Perennemente baciata dal sole e affacciata su una celebre spiaggia di sabbia finissima lunga oltre dieci chilometri, Agadir ha saputo risorgere brillantemente dal terribile terremoto che la devastò nel 1961, che ha purtroppo cancellato gran parte delle costruzioni più antiche di cui resta solo qualche traccia, come alcune moschee diroccate e le rovine dell'antica kasbah in cima alla collina di Cap Ghir. Ricostruita in modo funzionale e gradevole, con rigorosi criteri antisismici e lontano dai punti più a rischio, Agadir è oggi il più famoso e rinomato centro turistico e balneare del Marocco.
Numerosi alberghi ed eccellenti ristoranti con prelibate varietà di pesce e frutti di mare sono in grado di accogliere le migliaia di visitatori e villeggianti che ogni anno si riversano sulle sue lunghe spiagge, dove ci si può abbronzare in qualunque mese e praticare molti sport acquatici. Caffè, discoteche e locali di ogni tipo rendono particolarmente vivace e animata la vita notturna della città, che è anche un ottimo punto di partenza per interessanti escursione nella zona interna dell'anti Atlante e verso le propaggini del Sahara occidentale.

Fondata dai Fenici e trasformata dai Romani in un fiorente centro per l'estrazione della porpora dai molluschi, rifugio dei pirati nel XVI secolo e vivace centro commerciale nei periodi successivi, paradiso degli hippies e degli artisti negli anni '60, Essaouira è sicuramente la città più pittoresca della costa atlantica e una delle più suggestive di tutto il Marocco. Con le sue case bianchissime, dalle porte e finestre dipinte di turchese e con i bastioni che guardano direttamente sul mare, la città si affaccia su un'immensa spiaggia, meta ideale per lunghe passeggiate a cavallo. La parte vecchia, con le sue strade costruite a reticolo, riserva ad ogni angolo piacevoli sorprese: un caratteristico mercato con i banchi straripanti di pesce fresco, le fornitissime e coloratissime botteghe delle spezie, la via dei gioiellieri, un tempo il quartiere più ricco della città.

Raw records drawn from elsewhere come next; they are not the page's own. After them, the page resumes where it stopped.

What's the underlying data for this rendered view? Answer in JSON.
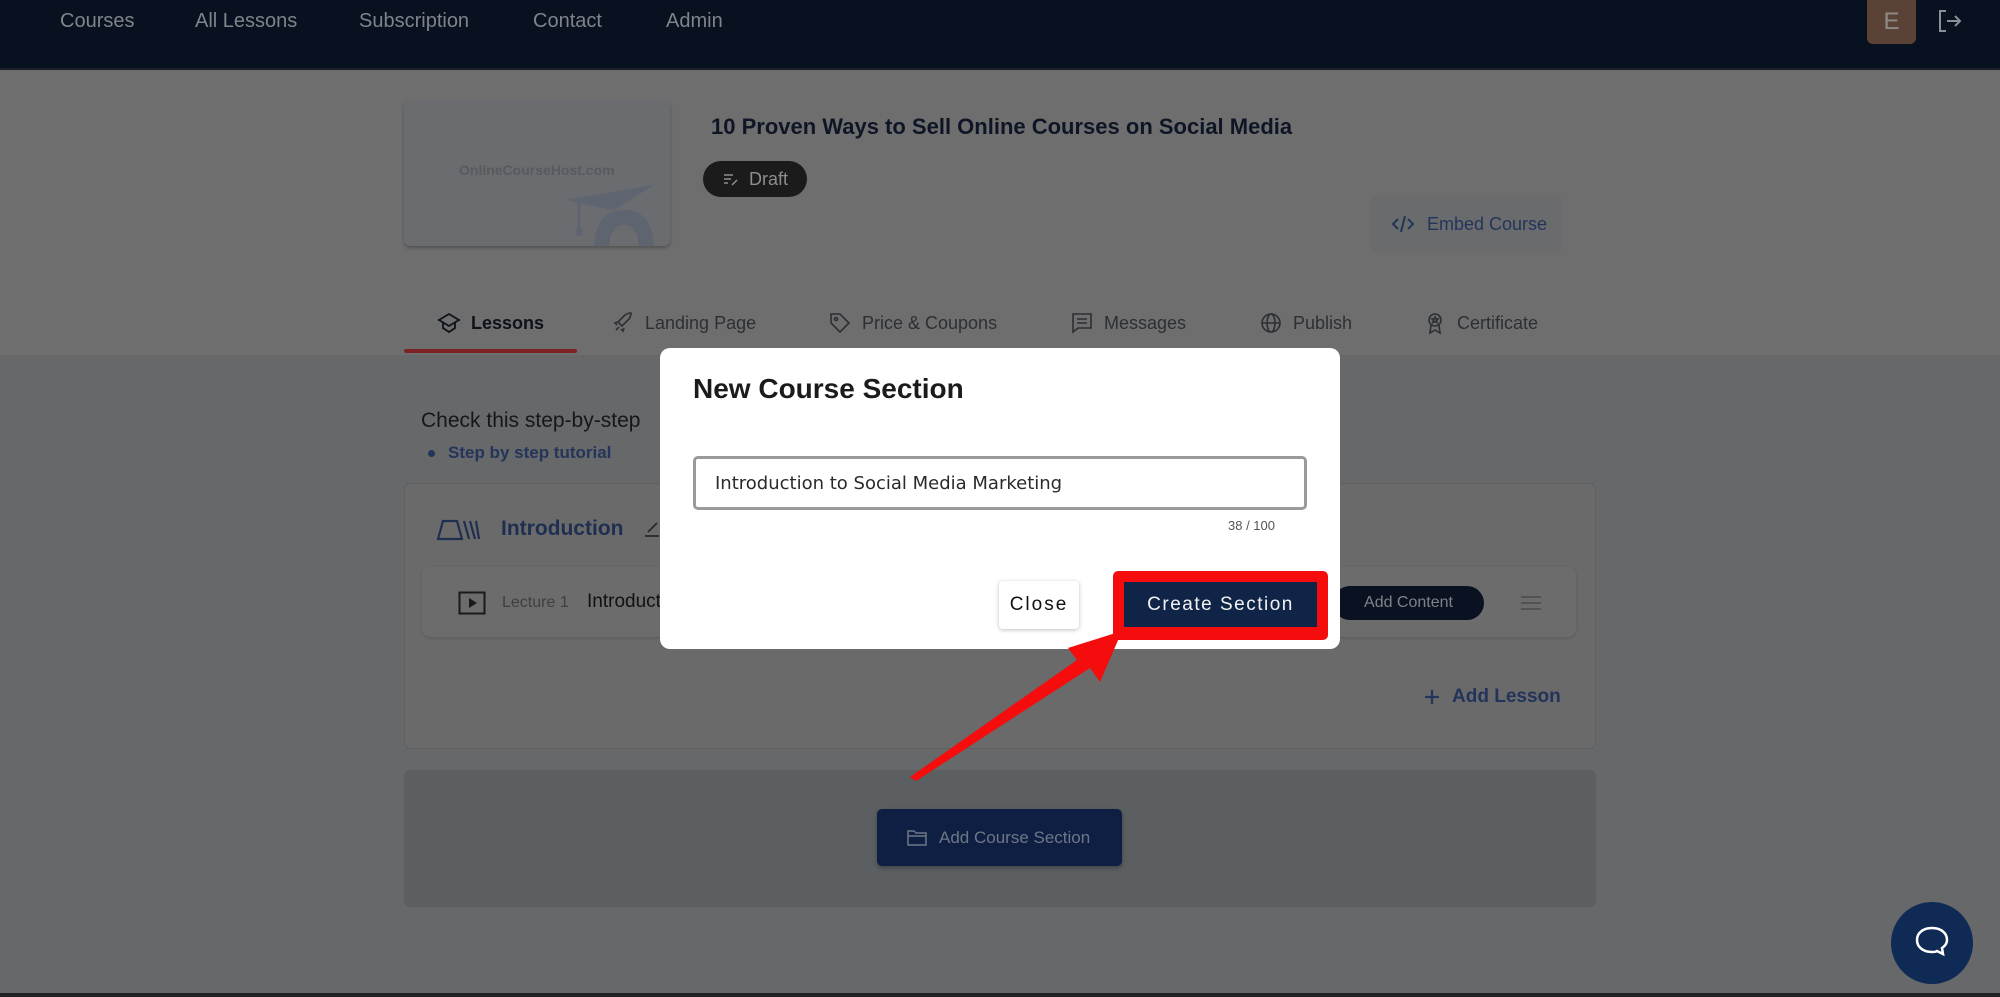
{
  "nav": {
    "items": [
      {
        "label": "Courses"
      },
      {
        "label": "All Lessons"
      },
      {
        "label": "Subscription"
      },
      {
        "label": "Contact"
      },
      {
        "label": "Admin"
      }
    ],
    "avatar_initial": "E",
    "logout_icon": "logout-icon"
  },
  "course": {
    "thumbnail_logo": "OnlineCourseHost.com",
    "title": "10 Proven Ways to Sell Online Courses on Social Media",
    "status_badge": "Draft",
    "embed_label": "Embed Course"
  },
  "tabs": [
    {
      "label": "Lessons",
      "icon": "graduation-cap-icon",
      "active": true
    },
    {
      "label": "Landing Page",
      "icon": "rocket-icon",
      "active": false
    },
    {
      "label": "Price & Coupons",
      "icon": "tag-icon",
      "active": false
    },
    {
      "label": "Messages",
      "icon": "message-icon",
      "active": false
    },
    {
      "label": "Publish",
      "icon": "globe-icon",
      "active": false
    },
    {
      "label": "Certificate",
      "icon": "award-icon",
      "active": false
    }
  ],
  "content": {
    "help_text": "Check this step-by-step",
    "tutorial_link": "Step by step tutorial",
    "section": {
      "name": "Introduction",
      "lessons": [
        {
          "number": "Lecture 1",
          "title": "Introduct",
          "action": "Add Content"
        }
      ],
      "add_lesson_label": "Add Lesson"
    },
    "add_section_label": "Add Course Section"
  },
  "modal": {
    "title": "New Course Section",
    "input_value": "Introduction to Social Media Marketing",
    "char_count": "38 / 100",
    "close_label": "Close",
    "create_label": "Create Section"
  },
  "annotation": {
    "highlight_color": "#f50c0c"
  }
}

Merita una visita il Museo Sidi Mohammed ben Abdallah dedicato alle arti e alle tradizioni regionali e al cui interno si possono ammirare, fra l'altro, collezioni di strumenti musicali, gioielli, tappeti e costumi cittadini. Per chiudere piacevolmente la giornata, niente di meglio di una passeggiata serale sulla "Sqala", l'antica fortificazione costruita dai Portoghesi che offre una splendida vista sulle prospicienti isole Purpuraires.

La sua antica vocazione di "porta del deserto" è ben confermata dallo storico cartello, sicuramente il più fotografato dai turisti, che indica "Timboctou 52 jours", cioè il tempo che era necessario alle carovane dei beduini per raggiungere la mitica città africana dall'altro lato dell'immensa distesa sahariana.
Ancora oggi, il villaggio di Zagora, posto su una brulla sommità di fronte alla splendida Draa Valley e attorniato da una sterminata spianata rocciosa percorsa dal grande vento del Sahara, è un'ottima base di partenza per chi intende avventurarsi in un'affascinante escursione nel deserto.